Sun Editorial:
Political flip-flop
Ensign’s support of tax credits for renewables comes complete with pro-GOP spin
Tue, Jul 8, 2008 (2:09 a.m.)
Sen. John Ensign was opposed to extending tax credits for renewable energy development — before he suddenly and divisively became a vocal supporter of them.
Three times Ensign voted against the tax credits when paying for them meant ending taxpayer subsidies for cash-flush oil and gas companies, closing tax loopholes for multimillionaire hedge fund managers and postponing a tax break for multinational corporations.
Big businesses must not sacrifice even a fraction of their bountiful perks in order to help a fledgling renewables industry gain a foothold in this country, Ensign and fellow Republicans reasoned.
But Ensign, R-Nev., displayed a whole different outlook on renewable energy tax credits when all it meant was holding up and possibly killing a bill written to help people caught up in the foreclosure crisis save their homes.
On June 25, as the housing bill was cruising toward passage, Ensign used a parliamentary tactic to insist that an amendment extending the tax credits be added. Suddenly, Ensign was adamant that the country’s future depended on extending the renewables tax credits.
The catch here is that Ensign knows House Democrats have pledged to “pay as you go,” meaning they will not create any new programs or establish any new tax breaks without having a means to pay for them. And Ensign’s amendment contains no funding sources.
Our view is that Ensign, whose job as chairman of the National Republican Senatorial Committee is to get Republicans elected to office, is playing a shameless game of politics.

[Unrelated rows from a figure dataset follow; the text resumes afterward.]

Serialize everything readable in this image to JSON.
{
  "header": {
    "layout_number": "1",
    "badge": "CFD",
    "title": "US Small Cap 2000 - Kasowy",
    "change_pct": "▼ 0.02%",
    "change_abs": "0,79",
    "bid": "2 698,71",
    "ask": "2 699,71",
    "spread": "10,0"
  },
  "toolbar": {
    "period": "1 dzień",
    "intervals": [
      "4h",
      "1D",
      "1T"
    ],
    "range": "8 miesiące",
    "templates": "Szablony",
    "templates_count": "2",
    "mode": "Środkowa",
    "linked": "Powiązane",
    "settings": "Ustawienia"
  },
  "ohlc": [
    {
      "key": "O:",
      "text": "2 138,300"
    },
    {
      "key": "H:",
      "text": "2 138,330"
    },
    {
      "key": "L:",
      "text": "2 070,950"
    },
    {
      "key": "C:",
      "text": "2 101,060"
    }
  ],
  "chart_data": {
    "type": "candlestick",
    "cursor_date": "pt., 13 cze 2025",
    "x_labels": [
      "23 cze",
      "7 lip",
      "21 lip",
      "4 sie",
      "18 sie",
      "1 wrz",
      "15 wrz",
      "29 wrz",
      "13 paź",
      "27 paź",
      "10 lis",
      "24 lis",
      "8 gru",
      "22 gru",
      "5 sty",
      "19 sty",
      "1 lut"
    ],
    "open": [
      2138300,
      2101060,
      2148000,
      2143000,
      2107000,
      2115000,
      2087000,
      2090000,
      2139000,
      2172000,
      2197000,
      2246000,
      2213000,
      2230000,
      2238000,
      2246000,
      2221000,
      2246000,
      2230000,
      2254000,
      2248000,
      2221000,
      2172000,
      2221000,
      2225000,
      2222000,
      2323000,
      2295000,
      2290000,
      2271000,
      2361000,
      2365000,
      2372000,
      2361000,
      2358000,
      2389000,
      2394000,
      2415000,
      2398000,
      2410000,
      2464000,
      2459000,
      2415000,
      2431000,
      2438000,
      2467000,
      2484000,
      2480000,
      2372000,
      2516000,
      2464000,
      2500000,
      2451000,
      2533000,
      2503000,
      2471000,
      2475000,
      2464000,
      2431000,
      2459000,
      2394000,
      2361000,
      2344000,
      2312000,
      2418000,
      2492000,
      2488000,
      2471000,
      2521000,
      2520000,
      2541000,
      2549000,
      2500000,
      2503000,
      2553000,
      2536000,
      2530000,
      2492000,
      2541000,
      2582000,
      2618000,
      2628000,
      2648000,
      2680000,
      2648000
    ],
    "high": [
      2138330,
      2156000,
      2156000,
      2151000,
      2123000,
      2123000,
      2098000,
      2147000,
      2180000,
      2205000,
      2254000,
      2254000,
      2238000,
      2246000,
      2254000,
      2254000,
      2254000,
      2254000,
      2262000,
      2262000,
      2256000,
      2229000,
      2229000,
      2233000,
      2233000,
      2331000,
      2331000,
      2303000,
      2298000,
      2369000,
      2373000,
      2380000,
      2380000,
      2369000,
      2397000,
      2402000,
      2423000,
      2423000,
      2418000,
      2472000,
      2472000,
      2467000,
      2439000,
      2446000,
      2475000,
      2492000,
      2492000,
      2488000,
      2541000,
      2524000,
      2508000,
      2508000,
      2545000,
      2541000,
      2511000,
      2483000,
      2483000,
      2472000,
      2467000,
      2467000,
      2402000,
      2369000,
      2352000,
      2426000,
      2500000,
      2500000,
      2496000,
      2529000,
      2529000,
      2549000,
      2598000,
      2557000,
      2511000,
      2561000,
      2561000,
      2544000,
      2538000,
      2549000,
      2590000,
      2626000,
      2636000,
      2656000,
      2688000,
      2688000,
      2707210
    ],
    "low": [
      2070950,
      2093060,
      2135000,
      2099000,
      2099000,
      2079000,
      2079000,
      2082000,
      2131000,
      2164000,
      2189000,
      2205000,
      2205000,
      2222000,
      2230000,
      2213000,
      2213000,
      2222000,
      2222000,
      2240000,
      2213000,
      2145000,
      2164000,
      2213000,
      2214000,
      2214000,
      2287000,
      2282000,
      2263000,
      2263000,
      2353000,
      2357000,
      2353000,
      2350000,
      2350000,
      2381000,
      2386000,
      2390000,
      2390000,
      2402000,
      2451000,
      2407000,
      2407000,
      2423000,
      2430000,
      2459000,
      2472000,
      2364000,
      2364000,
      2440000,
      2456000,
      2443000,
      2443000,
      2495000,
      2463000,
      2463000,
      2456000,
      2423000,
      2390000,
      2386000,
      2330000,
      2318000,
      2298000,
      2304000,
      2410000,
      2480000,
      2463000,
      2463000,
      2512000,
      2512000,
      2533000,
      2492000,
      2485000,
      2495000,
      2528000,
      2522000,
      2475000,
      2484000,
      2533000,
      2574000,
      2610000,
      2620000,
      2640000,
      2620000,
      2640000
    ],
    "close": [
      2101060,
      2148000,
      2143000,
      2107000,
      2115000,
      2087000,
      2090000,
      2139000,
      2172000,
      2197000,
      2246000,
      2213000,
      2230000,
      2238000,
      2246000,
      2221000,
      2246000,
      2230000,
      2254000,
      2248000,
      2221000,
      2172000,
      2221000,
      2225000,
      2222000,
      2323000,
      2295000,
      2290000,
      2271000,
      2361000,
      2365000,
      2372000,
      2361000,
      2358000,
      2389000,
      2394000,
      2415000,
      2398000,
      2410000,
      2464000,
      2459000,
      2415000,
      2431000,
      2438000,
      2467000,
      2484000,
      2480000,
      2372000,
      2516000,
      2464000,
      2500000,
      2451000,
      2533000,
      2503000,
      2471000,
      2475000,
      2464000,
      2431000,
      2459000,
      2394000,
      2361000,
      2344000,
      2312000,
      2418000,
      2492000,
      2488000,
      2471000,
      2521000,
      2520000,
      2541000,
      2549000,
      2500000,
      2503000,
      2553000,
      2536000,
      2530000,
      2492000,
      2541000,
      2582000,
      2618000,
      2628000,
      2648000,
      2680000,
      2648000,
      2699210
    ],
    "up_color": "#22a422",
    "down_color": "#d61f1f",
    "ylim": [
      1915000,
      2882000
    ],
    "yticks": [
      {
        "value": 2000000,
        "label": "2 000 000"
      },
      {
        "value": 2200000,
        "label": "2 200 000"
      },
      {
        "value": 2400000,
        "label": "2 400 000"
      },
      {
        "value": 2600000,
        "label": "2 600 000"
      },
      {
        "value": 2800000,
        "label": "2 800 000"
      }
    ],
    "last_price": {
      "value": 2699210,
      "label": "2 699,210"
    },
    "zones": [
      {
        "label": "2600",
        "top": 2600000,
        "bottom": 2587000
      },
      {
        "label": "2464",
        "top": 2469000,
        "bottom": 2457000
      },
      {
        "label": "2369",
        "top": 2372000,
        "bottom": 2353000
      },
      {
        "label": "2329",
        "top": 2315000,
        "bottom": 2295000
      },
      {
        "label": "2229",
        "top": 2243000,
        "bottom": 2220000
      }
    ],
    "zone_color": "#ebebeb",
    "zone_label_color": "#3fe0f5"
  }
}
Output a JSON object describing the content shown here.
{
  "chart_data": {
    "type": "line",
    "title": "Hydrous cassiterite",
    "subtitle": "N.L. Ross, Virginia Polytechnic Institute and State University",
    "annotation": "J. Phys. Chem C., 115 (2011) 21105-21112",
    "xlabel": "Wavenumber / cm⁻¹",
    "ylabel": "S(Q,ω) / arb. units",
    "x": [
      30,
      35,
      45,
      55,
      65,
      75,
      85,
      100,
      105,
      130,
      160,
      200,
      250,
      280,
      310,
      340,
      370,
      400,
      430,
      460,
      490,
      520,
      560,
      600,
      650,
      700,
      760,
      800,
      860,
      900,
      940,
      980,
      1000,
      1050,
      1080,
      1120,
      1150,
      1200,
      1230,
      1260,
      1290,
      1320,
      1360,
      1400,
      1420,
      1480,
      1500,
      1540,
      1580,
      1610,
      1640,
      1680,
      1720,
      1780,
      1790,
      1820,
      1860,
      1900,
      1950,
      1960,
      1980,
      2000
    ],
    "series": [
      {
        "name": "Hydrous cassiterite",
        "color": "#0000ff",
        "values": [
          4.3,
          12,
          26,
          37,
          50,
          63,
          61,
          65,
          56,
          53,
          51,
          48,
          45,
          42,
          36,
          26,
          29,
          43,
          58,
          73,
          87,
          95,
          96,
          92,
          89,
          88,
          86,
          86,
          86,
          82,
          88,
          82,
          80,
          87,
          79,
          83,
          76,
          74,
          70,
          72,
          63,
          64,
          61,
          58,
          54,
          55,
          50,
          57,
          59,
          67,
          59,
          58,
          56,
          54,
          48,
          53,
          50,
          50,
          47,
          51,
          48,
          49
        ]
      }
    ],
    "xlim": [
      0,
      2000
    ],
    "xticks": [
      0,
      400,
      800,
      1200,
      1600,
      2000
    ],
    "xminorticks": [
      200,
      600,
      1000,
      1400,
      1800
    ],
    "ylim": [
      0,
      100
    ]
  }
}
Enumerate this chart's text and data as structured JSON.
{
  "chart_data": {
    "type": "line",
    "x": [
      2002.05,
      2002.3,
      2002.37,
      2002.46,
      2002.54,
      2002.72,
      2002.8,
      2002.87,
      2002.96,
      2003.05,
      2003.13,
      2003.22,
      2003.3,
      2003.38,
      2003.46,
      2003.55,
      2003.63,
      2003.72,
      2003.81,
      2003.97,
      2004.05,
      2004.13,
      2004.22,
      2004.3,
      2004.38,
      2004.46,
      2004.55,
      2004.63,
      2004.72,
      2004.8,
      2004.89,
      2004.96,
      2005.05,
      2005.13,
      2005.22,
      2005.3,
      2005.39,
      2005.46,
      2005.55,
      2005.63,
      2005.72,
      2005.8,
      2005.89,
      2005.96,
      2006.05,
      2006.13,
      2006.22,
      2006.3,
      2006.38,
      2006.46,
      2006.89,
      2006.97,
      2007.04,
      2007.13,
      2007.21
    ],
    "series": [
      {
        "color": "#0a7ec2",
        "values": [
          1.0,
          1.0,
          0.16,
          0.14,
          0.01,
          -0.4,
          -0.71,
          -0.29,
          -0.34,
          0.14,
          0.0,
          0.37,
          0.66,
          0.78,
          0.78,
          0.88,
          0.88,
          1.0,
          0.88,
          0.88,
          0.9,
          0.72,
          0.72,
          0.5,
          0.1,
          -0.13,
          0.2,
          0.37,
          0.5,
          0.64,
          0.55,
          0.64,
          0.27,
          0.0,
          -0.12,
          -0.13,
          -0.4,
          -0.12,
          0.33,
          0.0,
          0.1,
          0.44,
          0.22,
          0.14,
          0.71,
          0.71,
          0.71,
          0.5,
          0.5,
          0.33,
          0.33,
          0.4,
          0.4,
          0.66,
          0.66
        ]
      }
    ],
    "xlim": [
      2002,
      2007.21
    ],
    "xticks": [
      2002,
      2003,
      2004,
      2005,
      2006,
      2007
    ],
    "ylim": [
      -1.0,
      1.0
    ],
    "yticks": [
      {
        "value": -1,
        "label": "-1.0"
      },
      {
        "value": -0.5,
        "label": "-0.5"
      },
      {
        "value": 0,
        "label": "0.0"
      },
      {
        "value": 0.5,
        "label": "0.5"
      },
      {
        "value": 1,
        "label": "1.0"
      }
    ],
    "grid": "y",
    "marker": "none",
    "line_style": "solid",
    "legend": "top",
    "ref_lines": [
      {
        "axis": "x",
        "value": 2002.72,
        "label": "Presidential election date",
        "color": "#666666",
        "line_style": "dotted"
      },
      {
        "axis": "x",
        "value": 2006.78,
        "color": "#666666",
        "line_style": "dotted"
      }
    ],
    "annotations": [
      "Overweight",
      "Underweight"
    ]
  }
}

What better way to tar the Democrats than to say they are delaying a desperately needed housing bill because they don’t want to approve extending tax credits for renewable energy?
This is how the Republicans will spin Ensign’s allegedly earnest amendment. And to think such politics are at work by a senator representing Nevada, the state hardest hit by the housing crisis and a state with unlimited potential for developing a renewables industry if tax credits are extended. Shameful.